周昫披了件罩袍,只將軒門開了一小半:“什麼事?”
來人將信呈在手上:“曹副將急報,有人夜闖京城,襲了守備營。”
周昫接了那信,展開看時眉心蹙得緊了。
“如何?”陸潯已經換好了衣服,從裡隔間走了出來。
“五十餘人,都帶著刀劍,身手很好,就是衝守備軍來的。”周昫將信給了陸潯,飛快地換著衣服,“師父,我回去一趟。”
陸潯將信收了起來:“別自己去,把人帶上,小心點。”
“好。”
馬蹄聲自山道中遠去,陸潯看了一眼蒙在烏雲之後幾不可見的月光,眯了點眼睛向院牆外的山林望去,心中生出兩分不祥的預感。
風聲穿過樹林,雨勢更大了,黑夜掩藏了太多痕跡。
陸潯開了傘,踩著水從後院穿過,要跨進月門之前突然聽到幾陣銳利的破空聲響,腳下急退幾步,一排箭矢緊跟著釘到了地面。
刀光劍影自上空劈落,讓飛旋的長傘隔開,雨珠飛濺,是落在利刃上的清脆聲響。
陸潯猛的俯身,長刀自背上貼過,他腳下飛旋著扭身翻轉,十幾把刀劍急刺猛砍,竹傘不堪重擊,轉眼間削落成泥。
雨水沖刷著天幕,陸潯站在包圍圈中,壓著急喘的氣息,一股溫熱順著手臂而下,自指尖滴落,混進腳下的濁水裡。
呵,原來今晚的目標是他啊。
陸潯的眼神飛快地掃掠四周,來人裡外三層,沒有五十也有三十,這是下了多大的決心要置他於死地。

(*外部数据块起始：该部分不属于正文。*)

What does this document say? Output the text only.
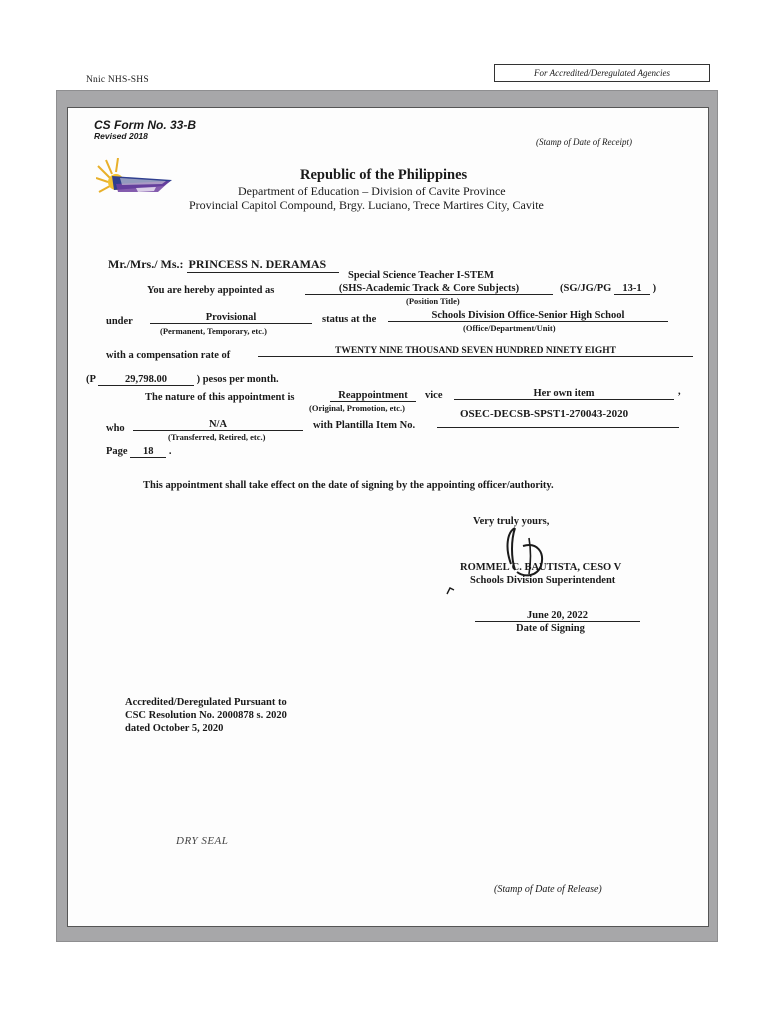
Nnic NHS-SHS
For Accredited/Deregulated Agencies
CS Form No. 33-B
Revised 2018
(Stamp of Date of Receipt)
Republic of the Philippines
Department of Education – Division of Cavite Province
Provincial Capitol Compound, Brgy. Luciano, Trece Martires City, Cavite
Mr./Mrs./ Ms.: PRINCESS N. DERAMAS
Special Science Teacher I-STEM
You are hereby appointed as	(SHS-Academic Track & Core Subjects)	(SG/JG/PG 13-1 )
(Position Title)
under	Provisional	status at the	Schools Division Office-Senior High School
(Permanent, Temporary, etc.)	(Office/Department/Unit)
with a compensation rate of	TWENTY NINE THOUSAND SEVEN HUNDRED NINETY EIGHT
(P	29,798.00	) pesos per month.
The nature of this appointment is	Reappointment	vice	Her own item	,
(Original, Promotion, etc.)	OSEC-DECSB-SPST1-270043-2020
who	N/A	with Plantilla Item No.
(Transferred, Retired, etc.)
Page 18 .
This appointment shall take effect on the date of signing by the appointing officer/authority.
Very truly yours,
ROMMEL C. BAUTISTA, CESO V
Schools Division Superintendent
June 20, 2022
Date of Signing
Accredited/Deregulated Pursuant to
CSC Resolution No. 2000878 s. 2020
dated October 5, 2020
DRY SEAL
(Stamp of Date of Release)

一片楓葉在雨中飄落,瞬間讓人踩在腳下,四面的包圍幾乎在同一時間暴起。
陸潯眼神陡然轉厲,刀劍織成的巨網中衣袂翻飛,他奪了不知誰的長劍,轉身間帶出一長串的血色,人倒下去了兩個。
犬聲大吠,二郎衝撞著通往後院的門,驚動了莊中護院,交戰打罵聲隨著火光一路蔓延。
緊密的刀風逐漸將陸潯逼得沒有回圜的餘地,卻也遲遲拿不下他,院中積水的顏色越來越深。
牆頭和屋頂上隱約現出了十幾點寒影,弓弦繃緊的響動透過雨聲落進陸潯的耳朵裡。
不好!
陸潯心念一動,只聽耳邊誰大喊了一句“撤”,那緊圍著他的刀劍驟然四散,與此同時箭矢脫弦而出,破開了雨簾。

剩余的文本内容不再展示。